Doch ihr Einfluss reichte weit über die Grenzen des Frauenheims hinaus. Sie war eine leidenschaftliche Verfechterin der Rechte und der Würde von Frauen und Menschen mit Beeinträchtigung und setzte sich aktiv für die Förderung der Gleichstellung ein. Regional, landes- und bundesweit hat sie in Gremien das Frauenheim nach außen vertreten. Ihre Arbeit hat zahlreichen Menschen geholfen, ein selbstbestimmtes Leben zu führen und die Herausforderungen, mit denen sie konfrontiert sind, zu bewältigen.
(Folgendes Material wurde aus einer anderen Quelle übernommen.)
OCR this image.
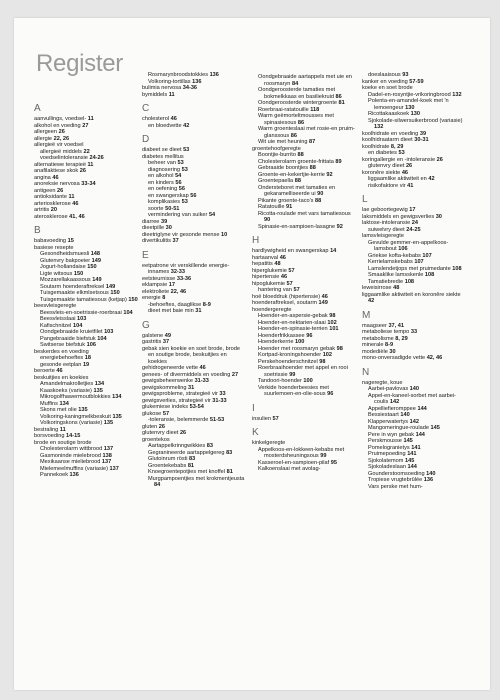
Register
A
aanvullings, voedsel- 11
alkohol en voeding 27
allergeen 26
allergie 22, 26
allergieë vir voedsel
allergieë middels 22
voedselintoleransie 24-26
alternatiewe terapieë 11
anafilaktiese skok 26
angina 46
anoreksie nervosa 33-34
antigeen 26
antioksidante 11
arteriosklerose 46
artritis 20
aterosklerose 41, 46
B
babavoeding 15
basiese resepte
Gesondheidsmuesli 148
Glutenvry bakpoeier 149
Jogurt-hollandaise 150
Ligte witsous 150
Mozzarellakaassous 149
Soutarm hoenderaftreksel 149
Tuisgemaakte elkmlsetsous 150
Tuisgemaakte tamatiesous (ketjap) 150
beesvleisgeregte
Beesvleis-en-soetrissie-roerbraai 104
Beesvleisslaai 103
Kafischnitzel 104
Oondgebraaide kruietfilet 103
Pangebraaide biefstuk 104
Switserse biefstuk 106
beskerdes en voeding
energiebehoeftes 18
gesonde eetplan 19
beroerte 46
beskuitjies en koekies
Amandelmakrolletjies 134
Kaaskoeks (variasie) 135
Mikrogolfhawermoutblokkies 134
Muffins 134
Skons met olie 135
Volkoring-kaningmelkbeskuit 135
Volkoringskons (variasie) 135
bestraling 11
borsvoeding 14-15
brode en soutige brode
Cholesterolarm wittbrood 137
Gasmoninde mielebrood 138
Mexikaanse mieliebrood 137
Mielemeelmuffins (variasie) 137
Pannekoek 136
Rosmarynbroodstokkies 136
Volkoring-tortillas 136
bulimia nervosa 34-36
bymiddels 11
C
cholesterol 46
en bloedvette 42
D
diabeet se dieet 53
diabetes mellitus
beheer van 53
diagnosering 53
en alkohol 54
en kinders 56
en oefening 56
en swangerskap 56
komplikasies 53
soorte 50-51
vermindering van suiker 54
diarree 39
dieetpille 30
dieetriglyne vir gesonde mense 10
divertikulitis 37
E
eetpatrone vir verskillende energie-innames 32-33
eetsteurnisse 33-36
eklampsie 17
elektroliete 22, 46
energie 8
-behoeftes, daaglikse 8-9
dieet met baie min 31
G
galstene 49
gastritis 37
gebak sien koekie en soet brode, brode en soutige brode, beskuitjies en koekies
gehidrogeneerde vette 46
genees- of divermiddels en voeding 27
gewigsbeheerwenke 31-33
gewigskommeling 31
gewigsprobleme, strategieë vir 33
gewigsverlies, strategieë vir 31-33
glukemiese indeks 53-54
glukose 57
-toleransie, belemmerde 51-53
gluten 26
glutenvry dieet 26
groentekos
Aartappelkrinngwikkies 83
Gegranineerde aartappelgereg 83
Glutoinrum rösti 83
Groentekebabs 81
Knoegroentepotjies met knoffel 81
Murgpampoentjies met krokmentjeusta 84
Oondgebraaide aartappels met uie en roosmaryn 84
Oondgeroosterde tamaties met bokmelkkaas en basiliekruid 86
Oondgeroosterde wintergroente 81
Roerbraai-ratatouille 118
Warm geëmorteltmousses met spinasiesous 86
Warm groenteslaai met rosie-en pruim-glanssous 86
Wit uie met heuning 87
groentehoofgeregte
Boontjie-burrito 88
Cholesterolarm groente-frittata 89
Gebraaide boontjies 88
Groente-en-kekertjie-kerrie 92
Groentepaella 88
Ondersteboret met tamaties en gekaramelliseerde ui 90
Pikante groente-taco's 88
Ratatouille 91
Ricotta-roulade met vars tamatiesous 90
Spinasie-en-sampioen-lasagne 92
H
hardlywigheid en swangerskap 14
hartaanval 46
hepatitis 48
hiperglukemie 57
hipertensie 46
hipoglukemie 57
hantering van 57
hoë bloeddruk (hipertensie) 46
hoenderaftreksel, soutarm 149
hoendergeregte
Hoender-en-aspersie-gebak 98
Hoender-en-nektarien-slaai 102
Hoender-en-spinasie-terrien 101
Hoenderfrikkassee 96
Hoenderkerrie 100
Hoender met roosmaryn gebak 98
Kortpad-kroningshoender 102
Perskehoenderschnitzel 98
Roerbraaihoender met appel en rooi soetrissie 99
Tandoori-hoender 100
Verkide hoenderbeesies met suurlemoen-en-olie-sous 96
I
insulien 57
K
kinkelgeregte
Appelkoos-en-lokkeen-kebabs met mosterdsheuningsous 99
Kasseroel-en-sampioen-pilaf 95
Kalkoenslaai met avolag-
doeslaaisous 93
kanker en voeding 57-59
koeke en soet brode
Dadel-en-rosyntjie-vrikoringbrood 132
Polenta-en-amandel-koek met 'n lemoengeur 130
Ricottakaaskoek 130
Sjokolade-silwersuikerbrood (variasie) 132
koolhidrate en voeding 39
koolhidraatarm dieet 30-31
koolhidrate 8, 29
en diabetes 53
koringallergie en -intoleransie 26
glutenvry dieet 26
koronêre siekte 46
liggaamlike aktiwiteit en 42
risikofaktore vir 41
L
lae geboortegewig 17
laksmiddels en gewigsverlies 30
laktose-intoleransie 24
suiwelvry dieet 24-25
lamsvleisgeregte
Gevulde gemmer-en-appelkoos-lamsbout 106
Griekse kofta-kebabs 107
Kerrielamskebabs 107
Lamslendetjops met pruimedante 108
Smaaklike lamsskenle 108
Tamatiebredie 108
leweisirrose 48
liggaamlike aktiwiteit en koronêre siekte 42
M
maagseer 37, 41
metaboliese tempo 33
metabolisme 8, 29
minerale 8-9
modedièle 30
mono-onversadigde vette 42, 46
N
nageregte, koue
Aarbei-pavlovas 140
Appel-en-kaneel-sorbet met aarbei-coulis 142
Appelliefieromppee 144
Bessiestaart 140
Klapperwatertys 142
Mangomeringue-roulade 145
Pere in wyn gebak 144
Perskmousse 145
Pomelogranietys 141
Pruimepoeding 141
Sjokolatemom 145
Sjokoladeslaan 144
Gounderstoomsoeding 140
Tropiese vrugtebrûlée 136
Vars perske met hum-
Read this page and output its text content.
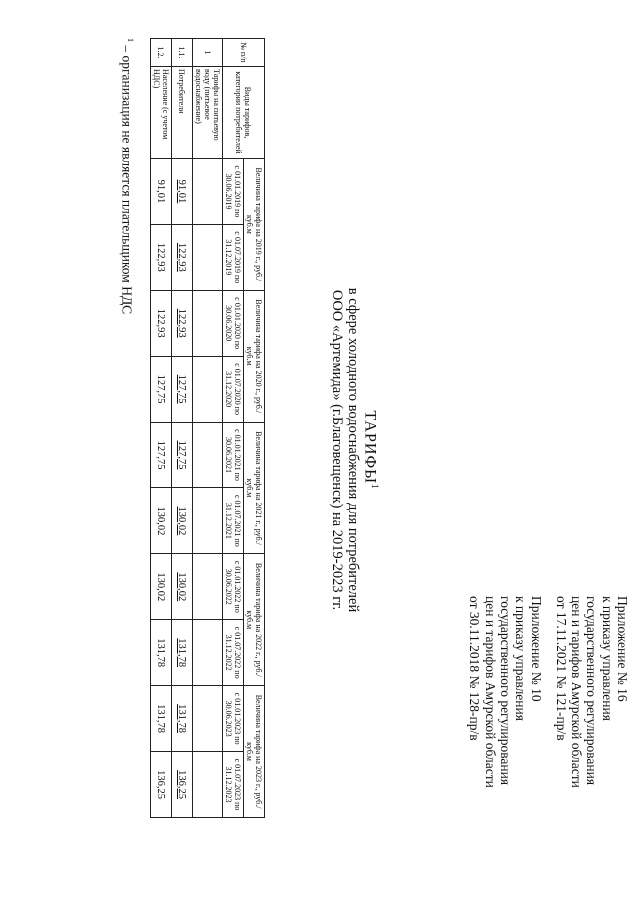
Приложение № 16
к приказу управления
государственного регулирования
цен и тарифов Амурской области
от 17.11.2021 № 121-пр/в
Приложение № 10
к приказу управления
государственного регулирования
цен и тарифов Амурской области
от 30.11.2018 № 128-пр/в
ТАРИФЫ$^1$
в сфере холодного водоснабжения для потребителей
ООО «Артемида» (г.Благовещенск) на 2019-2023 гг.
№ п/п	Виды тарифов, категории потребителей	Величина тарифа на 2019 г., руб./куб.м		Величина тарифа на 2020 г., руб./куб.м		Величина тарифа на 2021 г., руб./куб.м		Величина тарифа на 2022 г., руб./куб.м		Величина тарифа на 2023 г., руб./куб.м	
		с 01.01.2019 по 30.06.2019	с 01.07.2019 по 31.12.2019	с 01.01.2020 по 30.06.2020	с 01.07.2020 по 31.12.2020	с 01.01.2021 по 30.06.2021	с 01.07.2021 по 31.12.2021	с 01.01.2022 по 30.06.2022	с 01.07.2022 по 31.12.2022	с 01.01.2023 по 30.06.2023	с 01.07.2023 по 31.12.2023
1	Тарифы на питьевую воду (питьевое водоснабжение)										
1.1.	Потребители	91,01	122,93	122,93	127,75	127,75	130,02	130,02	131,78	131,78	136,25
1.2.	Население (с учетом НДС)	91,01	122,93	122,93	127,75	127,75	130,02	130,02	131,78	131,78	136,25
$^1$ – организация не является плательщиком НДС
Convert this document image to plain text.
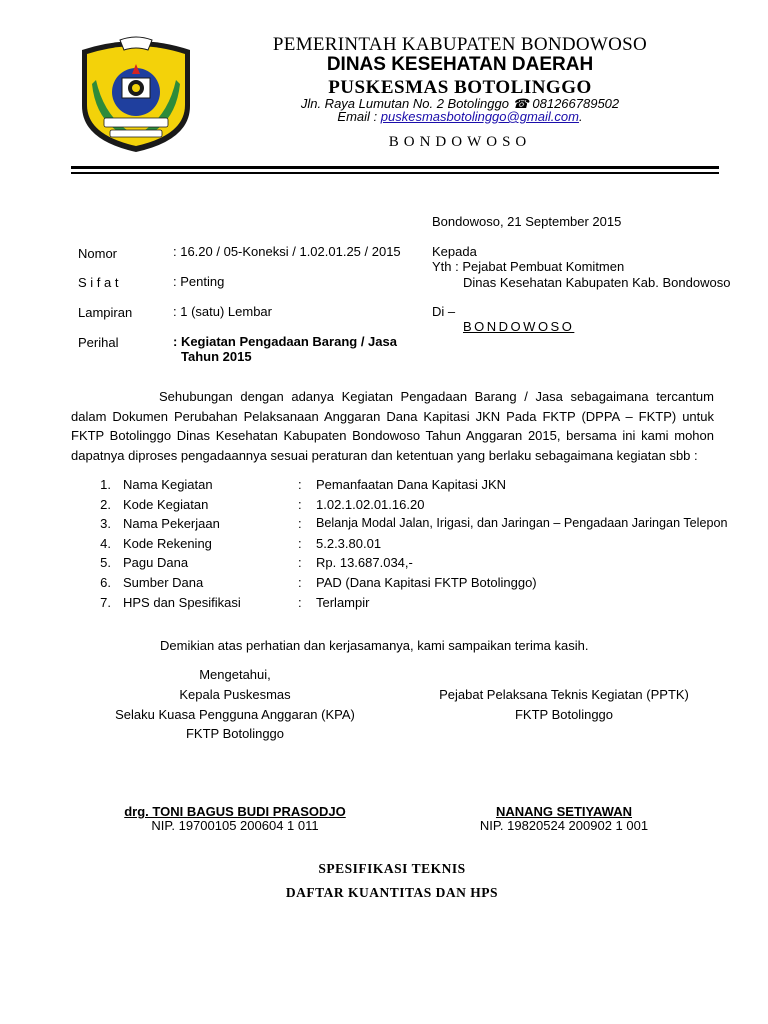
PEMERINTAH KABUPATEN BONDOWOSO
DINAS KESEHATAN DAERAH
PUSKESMAS BOTOLINGGO
Jln. Raya Lumutan No. 2 Botolinggo ☎ 081266789502
Email : puskesmasbotolinggo@gmail.com.
BONDOWOSO
Bondowoso, 21 September 2015
Nomor	: 16.20 / 05-Koneksi / 1.02.01.25 / 2015
S i f a t	: Penting
Lampiran	: 1 (satu) Lembar
Perihal	: Kegiatan Pengadaan Barang / Jasa
Tahun 2015
Kepada
Yth : Pejabat Pembuat Komitmen
Dinas Kesehatan Kabupaten Kab. Bondowoso
Di –
BONDOWOSO
Sehubungan dengan adanya Kegiatan Pengadaan Barang / Jasa sebagaimana tercantum dalam Dokumen Perubahan Pelaksanaan Anggaran Dana Kapitasi JKN Pada FKTP (DPPA – FKTP) untuk FKTP Botolinggo Dinas Kesehatan Kabupaten Bondowoso Tahun Anggaran 2015, bersama ini kami mohon dapatnya diproses pengadaannya sesuai peraturan dan ketentuan yang berlaku sebagaimana kegiatan sbb :
1. Nama Kegiatan	: Pemanfaatan Dana Kapitasi JKN
2. Kode Kegiatan	: 1.02.1.02.01.16.20
3. Nama Pekerjaan	: Belanja Modal Jalan, Irigasi, dan Jaringan – Pengadaan Jaringan Telepon
4. Kode Rekening	: 5.2.3.80.01
5. Pagu Dana	: Rp. 13.687.034,-
6. Sumber Dana	: PAD (Dana Kapitasi FKTP Botolinggo)
7. HPS dan Spesifikasi	: Terlampir
Demikian atas perhatian dan kerjasamanya, kami sampaikan terima kasih.
Mengetahui,
Kepala Puskesmas
Selaku Kuasa Pengguna Anggaran (KPA)
FKTP Botolinggo
drg. TONI BAGUS BUDI PRASODJO
NIP. 19700105 200604 1 011
Pejabat Pelaksana Teknis Kegiatan (PPTK)
FKTP Botolinggo
NANANG SETIYAWAN
NIP. 19820524 200902 1 001
SPESIFIKASI TEKNIS
DAFTAR KUANTITAS DAN HPS
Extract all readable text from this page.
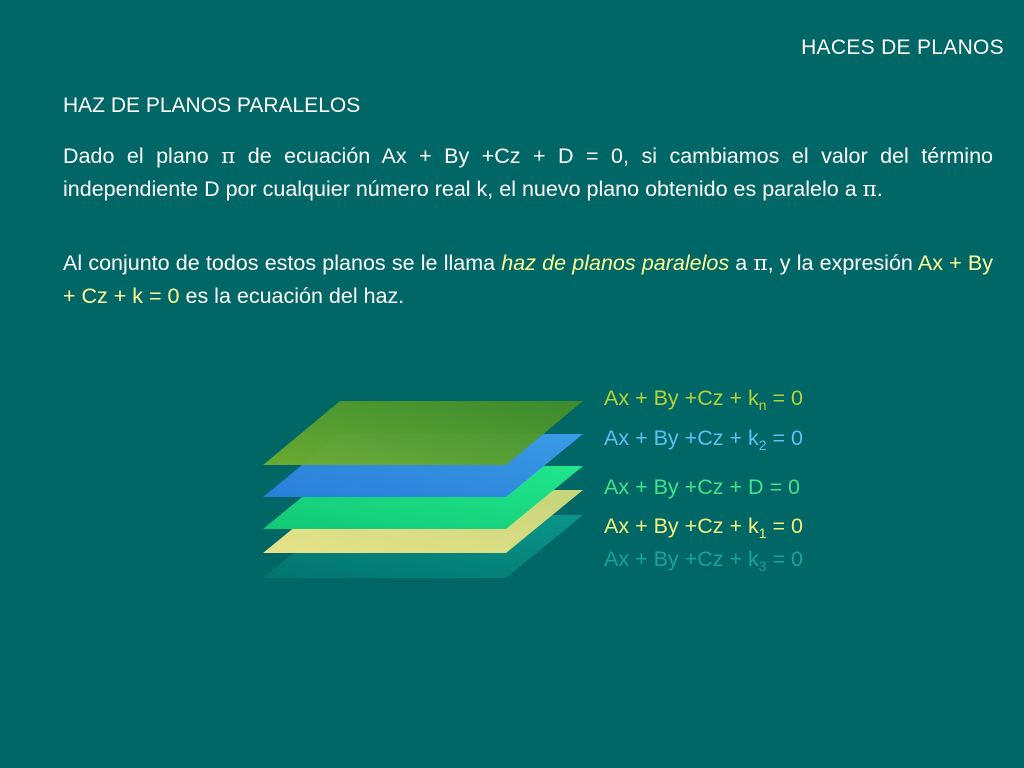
HACES DE PLANOS
HAZ DE PLANOS PARALELOS
Dado el plano π de ecuación Ax + By +Cz + D = 0, si cambiamos el valor del término independiente D por cualquier número real k, el nuevo plano obtenido es paralelo a π.
Al conjunto de todos estos planos se le llama haz de planos paralelos a π, y la expresión Ax + By + Cz + k = 0 es la ecuación del haz.
$Ax + By +Cz + k_n = 0$
$Ax + By +Cz + k_2 = 0$
Ax + By +Cz + D = 0
$Ax + By +Cz + k_1 = 0$
$Ax + By +Cz + k_3 = 0$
Edelgard Spiegelberg war häufig genug eine Stimme der Vernunft und eine Kämpferin für diejenigen, die oft keine Stimme haben.

Auch die anderen Arbeitsbereiche der Frauenhilfe, insbesondere die Beratungsstellen für Betroffene des Menschenhandels und Prostituierte sowie das Frauenhaus, haben Sie, Edelgard Spiegelberg, unterstützt, wo es Ihnen möglich war.

Liebe Edelgard Spiegelberg, heute ist der Tag, an dem wir Ihnen für all Ihre Taten, Ihre Inspiration und Ihren unermüdlichen Einsatz danken möchten. Sie haben das Leben vieler Menschen berührt und einen bleibenden Eindruck hinterlassen. Im Namen aller, die von Ihrer Arbeit und Ihrem Wirken profitiert haben, wünschen wir Ihnen einen wohlverdienten Ruhestand. Mögen die kommenden Jahre voller Glück, Gesundheit und Zufriedenheit sein. Sie haben sich diese Zeit der Ruhe und des Genießens redlich verdient. Und wenn Sie einmal Halsschmerzen haben, haben Sie ja von mir einen Tipp bekommen, was sicherlich dagegen helfen wird…

Siehe ich bin mit dir und will dich behüten, wo du hinziehst. Nun ziehen Sie in den Ruhestand. Der Segen geht aber noch weiter: Siehe ich bin mit dir und will dich behüten, wo du hinziehst, und will dich wieder herbringen in dies Land.

Wir hoffen, dass Sie sich nach einer angemessenen Ruhepause auch einladen lassen zu Ehemaligentreffen und Festen und dass sie die Geschicke des Frauenheims mit ihren Gebeten und guten Gedanken begleiten.

Danke, Edelgard Spiegelberg, für alles, was Sie getan haben.
Herzlichen Glückwunsch und alles Gute!